A few days ago, a young woman in a linen skirt was sitting on a sunny beach. Today, a young woman plunges tanned hands into soapy water, goes down to the cellar to fetch the coal, cleans the floor, peels the vegetables. Marie thinks of other young women she knows and smiles at the astonishment they would feel if they could see her now. What did these other women think of Marie; why does she feel herself to be so different, and why has she never succeeded in really becoming their friend? Perhaps life is simpler if your world is like theirs, confined to choosing wallpaper or sofa covers, to a luxurious home, to the importance of having a maid, to immaculate receptions, to tea parties with friends where a few ideas are exchanged on the latest books. If they have a child, they love it not because it is flesh of their flesh but because it has finally given some point to their existence. They give the impression of being happy or, if they are not, they speak of happiness as an unusable, clearly defined object that need only be discovered and then hung in the apartment like a sprig of mistletoe.

If Marie had a child she would love it with all her flesh and all her heart, but she feels neither regret nor joy at the fact that she does not have one. She doesn’t want a child as one wants an ideal, she likes neither luxury nor receptions, she has scarcely any friends, she hates choosing wallpaper,
and she does not believe in happiness. Does this mean she loves nothing, awaits nothing?

She has finished her household task and before going into another room to rest and read, she lingers in the kitchen for a while. Sitting at the table, head in hands, she hears the sound of her blood, beating loudly, powerfully, rapidly, at her temples. By separating her arms from her body she can even control the pulsations through that single sensation in her head. These muffled, rhythmical shocks are accompanied by an unusual sound, like a buzzing or a reverberation. She compares it to the sound of insects’ wings – smooth, shiny.
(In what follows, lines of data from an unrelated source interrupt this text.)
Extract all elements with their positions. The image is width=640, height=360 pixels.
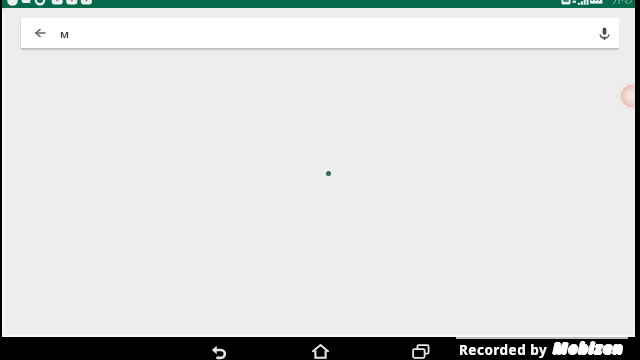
staticText: Mobizen — [553, 337, 624, 359]
staticText: 21:32 — [612, 0, 633, 4]
staticText: Mobizen — [552, 337, 623, 359]
button[interactable]: Recent apps — [405, 342, 437, 360]
button[interactable]: Back — [21, 18, 59, 48]
staticText: Mobizen — [553, 336, 624, 358]
staticText: Recorded by — [459, 341, 548, 359]
button[interactable]: Mobizen recorder — [618, 82, 640, 110]
staticText: M — [60, 28, 69, 41]
button[interactable]: Back — [203, 342, 235, 360]
staticText: Mobizen — [554, 337, 625, 359]
button[interactable]: Home — [304, 342, 336, 360]
staticText: Mobizen — [553, 338, 624, 360]
button[interactable]: Voice search — [590, 18, 619, 48]
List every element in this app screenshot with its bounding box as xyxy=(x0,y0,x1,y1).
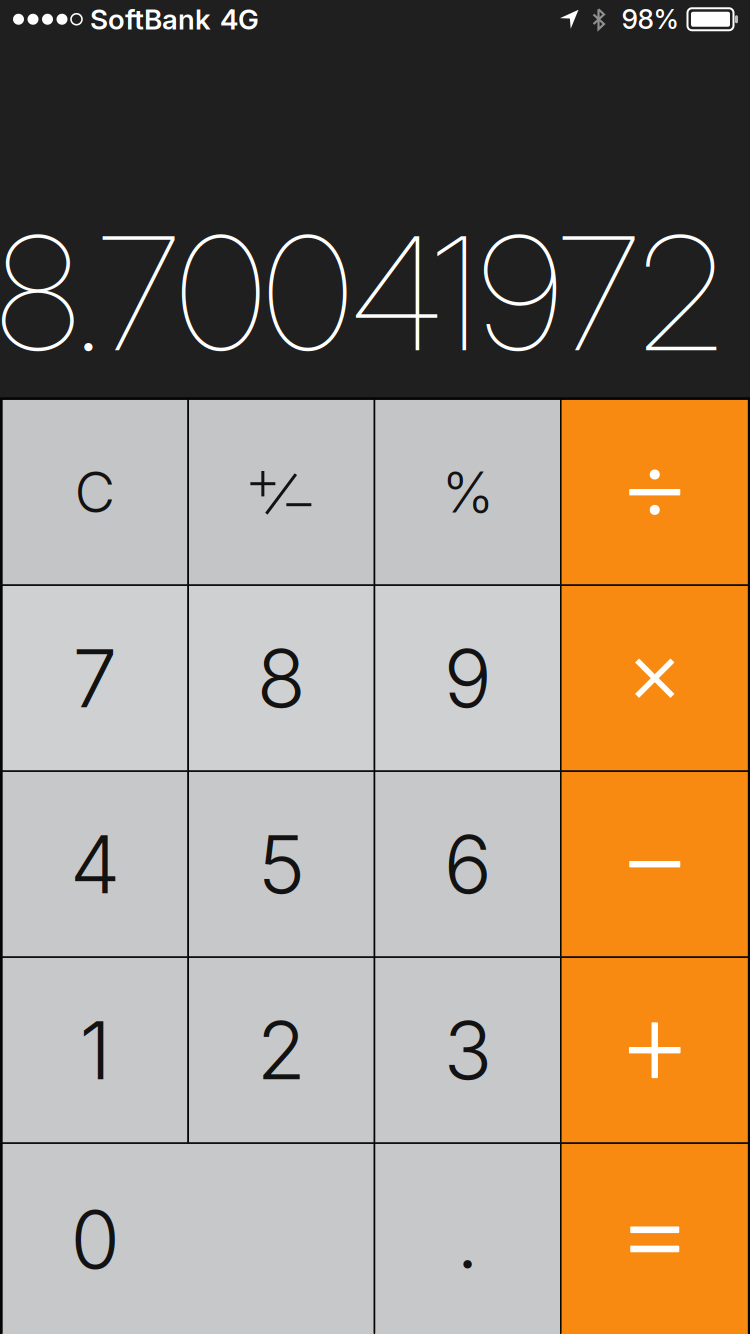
staticText: 98% xyxy=(622,3,678,35)
staticText: 8.70041972 xyxy=(0,198,723,388)
button[interactable]: Plus xyxy=(562,958,748,1142)
staticText: 0 xyxy=(70,1191,120,1288)
button[interactable]: C xyxy=(3,400,187,584)
staticText: 5 xyxy=(258,816,305,913)
button[interactable]: . xyxy=(375,1144,560,1334)
staticText: 8 xyxy=(257,630,306,727)
staticText: 4G xyxy=(220,2,259,36)
staticText: 4 xyxy=(70,816,120,913)
button[interactable]: 3 xyxy=(375,958,560,1142)
button[interactable]: Plus Minus xyxy=(189,400,374,584)
button[interactable]: 4 xyxy=(3,772,187,956)
button[interactable]: Equals xyxy=(562,1144,748,1334)
button[interactable]: 2 xyxy=(189,958,374,1142)
staticText: 3 xyxy=(444,1002,492,1099)
staticText: % xyxy=(442,458,494,526)
button[interactable]: Multiply xyxy=(562,586,748,770)
button[interactable]: % xyxy=(375,400,560,584)
button[interactable]: 7 xyxy=(3,586,187,770)
staticText: 9 xyxy=(444,630,492,727)
button[interactable]: 6 xyxy=(375,772,560,956)
staticText: 7 xyxy=(72,630,118,727)
button[interactable]: 0 xyxy=(3,1144,374,1334)
staticText: 2 xyxy=(257,1002,306,1099)
staticText: . xyxy=(456,1191,479,1288)
staticText: C xyxy=(74,458,116,526)
staticText: 1 xyxy=(80,1002,110,1099)
button[interactable]: Divide xyxy=(562,400,748,584)
button[interactable]: 9 xyxy=(375,586,560,770)
button[interactable]: 8 xyxy=(189,586,374,770)
staticText: 6 xyxy=(444,816,492,913)
button[interactable]: Minus xyxy=(562,772,748,956)
button[interactable]: 5 xyxy=(189,772,374,956)
button[interactable]: 1 xyxy=(3,958,187,1142)
staticText: SoftBank xyxy=(90,2,211,36)
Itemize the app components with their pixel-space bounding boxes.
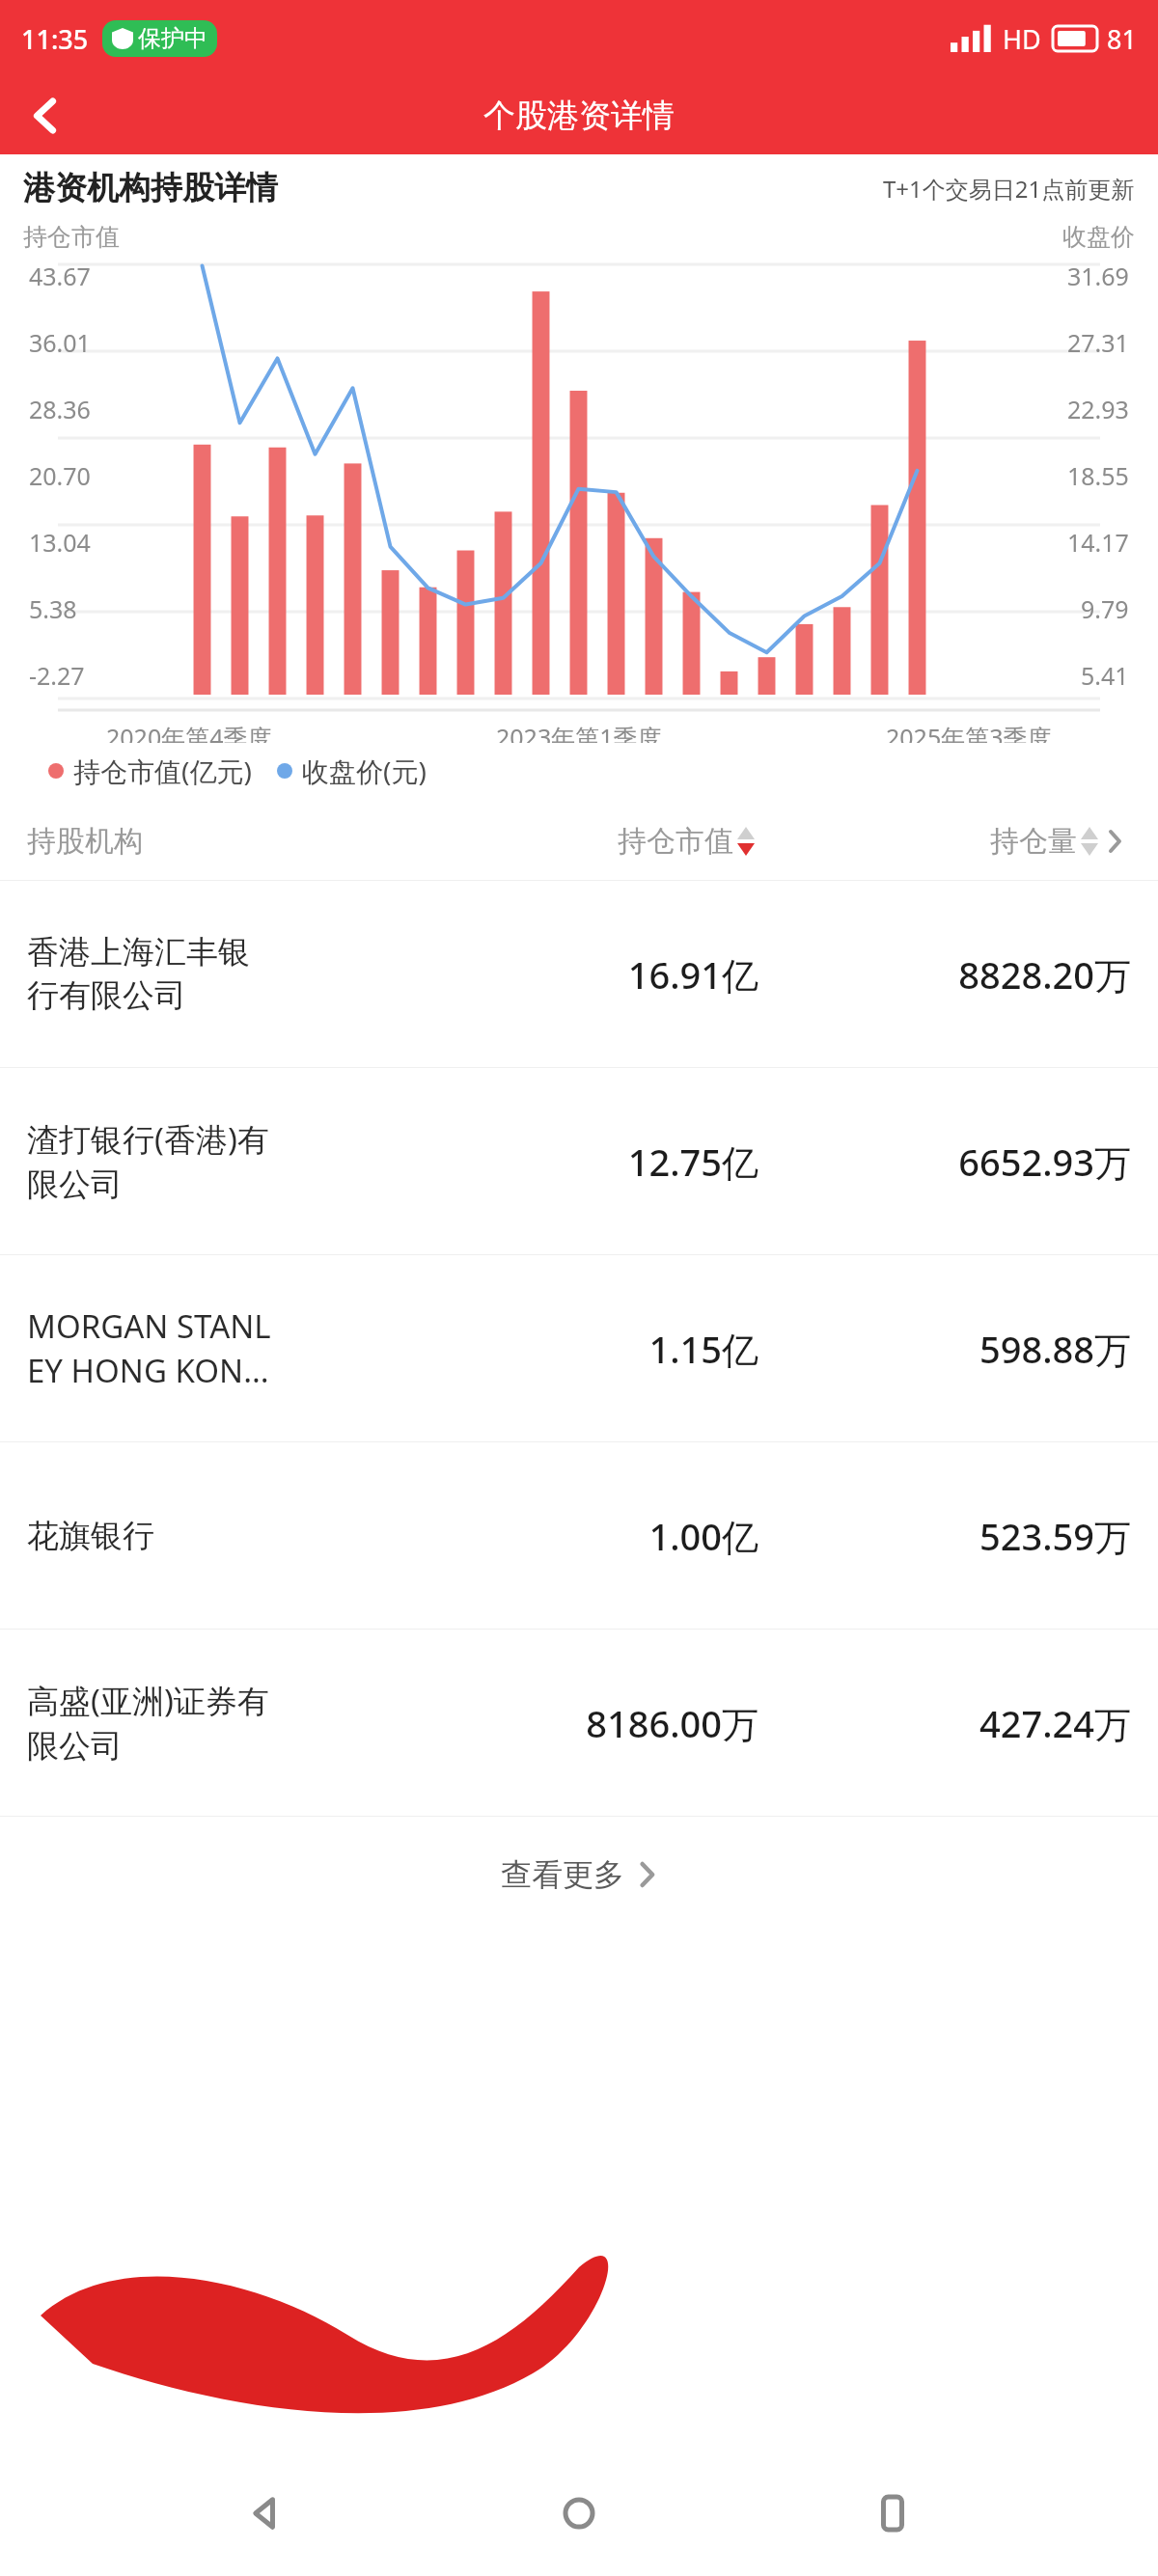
staticText: 8828.20万 bbox=[958, 949, 1131, 1000]
staticText: 持仓市值 bbox=[23, 222, 120, 252]
button[interactable]: Recents bbox=[844, 2465, 941, 2562]
staticText: 43.67 bbox=[29, 260, 91, 292]
staticText: 个股港资详情 bbox=[483, 96, 675, 136]
staticText: 18.55 bbox=[1067, 459, 1129, 492]
button[interactable]: Back bbox=[217, 2465, 314, 2562]
staticText: 36.01 bbox=[29, 326, 91, 359]
staticText: 22.93 bbox=[1067, 393, 1129, 425]
staticText: 渣打银行(香港)有 限公司 bbox=[27, 1117, 269, 1205]
button[interactable]: 持仓量 bbox=[755, 823, 1098, 860]
button[interactable]: 香港上海汇丰银 行有限公司 bbox=[0, 881, 1158, 1067]
staticText: 花旗银行 bbox=[27, 1516, 154, 1556]
staticText: MORGAN STANL EY HONG KON... bbox=[27, 1304, 271, 1392]
staticText: 1.00亿 bbox=[648, 1511, 758, 1561]
staticText: 11:35 bbox=[21, 21, 89, 57]
staticText: 81 bbox=[1107, 21, 1137, 57]
staticText: -2.27 bbox=[29, 659, 85, 692]
staticText: 9.79 bbox=[1081, 592, 1129, 625]
staticText: 14.17 bbox=[1067, 526, 1129, 559]
button[interactable]: 渣打银行(香港)有 限公司 bbox=[0, 1068, 1158, 1254]
button[interactable]: 花旗银行 bbox=[0, 1442, 1158, 1629]
staticText: 持股机构 bbox=[27, 823, 143, 860]
staticText: 523.59万 bbox=[979, 1511, 1131, 1561]
staticText: 持仓量 bbox=[990, 823, 1077, 860]
staticText: 598.88万 bbox=[979, 1324, 1131, 1374]
staticText: 12.75亿 bbox=[627, 1137, 758, 1187]
staticText: 查看更多 bbox=[501, 1855, 624, 1894]
staticText: 5.41 bbox=[1081, 659, 1129, 692]
staticText: 保护中 bbox=[138, 24, 207, 53]
button[interactable]: 高盛(亚洲)证券有 限公司 bbox=[0, 1630, 1158, 1816]
staticText: 8186.00万 bbox=[586, 1698, 758, 1748]
button[interactable]: Back bbox=[14, 83, 79, 149]
staticText: 31.69 bbox=[1067, 260, 1129, 292]
staticText: 27.31 bbox=[1067, 326, 1129, 359]
other: More columns bbox=[1098, 832, 1131, 851]
staticText: 13.04 bbox=[29, 526, 91, 559]
button[interactable]: MORGAN STANL EY HONG KON... bbox=[0, 1255, 1158, 1441]
staticText: T+1个交易日21点前更新 bbox=[883, 173, 1135, 205]
staticText: 5.38 bbox=[29, 592, 77, 625]
staticText: 2023年第1季度 bbox=[496, 721, 662, 743]
staticText: 香港上海汇丰银 行有限公司 bbox=[27, 932, 250, 1016]
button[interactable]: 持仓市值 bbox=[425, 823, 755, 860]
staticText: 28.36 bbox=[29, 393, 91, 425]
staticText: 持仓市值 bbox=[618, 823, 733, 860]
staticText: 1.15亿 bbox=[648, 1324, 758, 1374]
staticText: 收盘价(元) bbox=[302, 753, 427, 789]
staticText: HD bbox=[1003, 21, 1041, 57]
staticText: 港资机构持股详情 bbox=[23, 168, 278, 208]
staticText: 高盛(亚洲)证券有 限公司 bbox=[27, 1679, 269, 1767]
staticText: 20.70 bbox=[29, 459, 91, 492]
staticText: 6652.93万 bbox=[958, 1137, 1131, 1187]
staticText: 收盘价 bbox=[1062, 222, 1135, 252]
staticText: 2020年第4季度 bbox=[106, 721, 272, 743]
staticText: 持仓市值(亿元) bbox=[73, 753, 252, 789]
staticText: 2025年第3季度 bbox=[886, 721, 1052, 743]
button[interactable]: Home bbox=[531, 2465, 627, 2562]
staticText: 427.24万 bbox=[979, 1698, 1131, 1748]
staticText: 16.91亿 bbox=[627, 949, 758, 1000]
button[interactable]: 查看更多 bbox=[0, 1817, 1158, 1932]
What kind of a girl had she been? Very tall and slim, with reddish-blonde hair tied by a black ribbon at the nape of her neck, and two well-shaped breasts under her dress. Sixteen or seventeen years old; beautiful, supple, full of health and happiness; she was drunk with life, and with an overflowing heart.

Are you there, Marie? If only she could never leave me … She is there, right next to me; I can feel her heart beating. She haunts me as if she were waiting to be reborn.

If her friends were there at this moment, and asked her: ‘What are you thinking about, Marie?’, she couldn’t answer: ‘I am comparing the sound of my blood to the sound of insects’ wings.’ She’d smile, and say only: ‘Leave me be, I’m asleep.’ She’d appear weary, indifferent; she’d turn away to listen once more to the tumultuous pounding of her blood.

Does Marie love nothing, await nothing?

Marie’s heart is overflowing with love. Marie awaits Marie.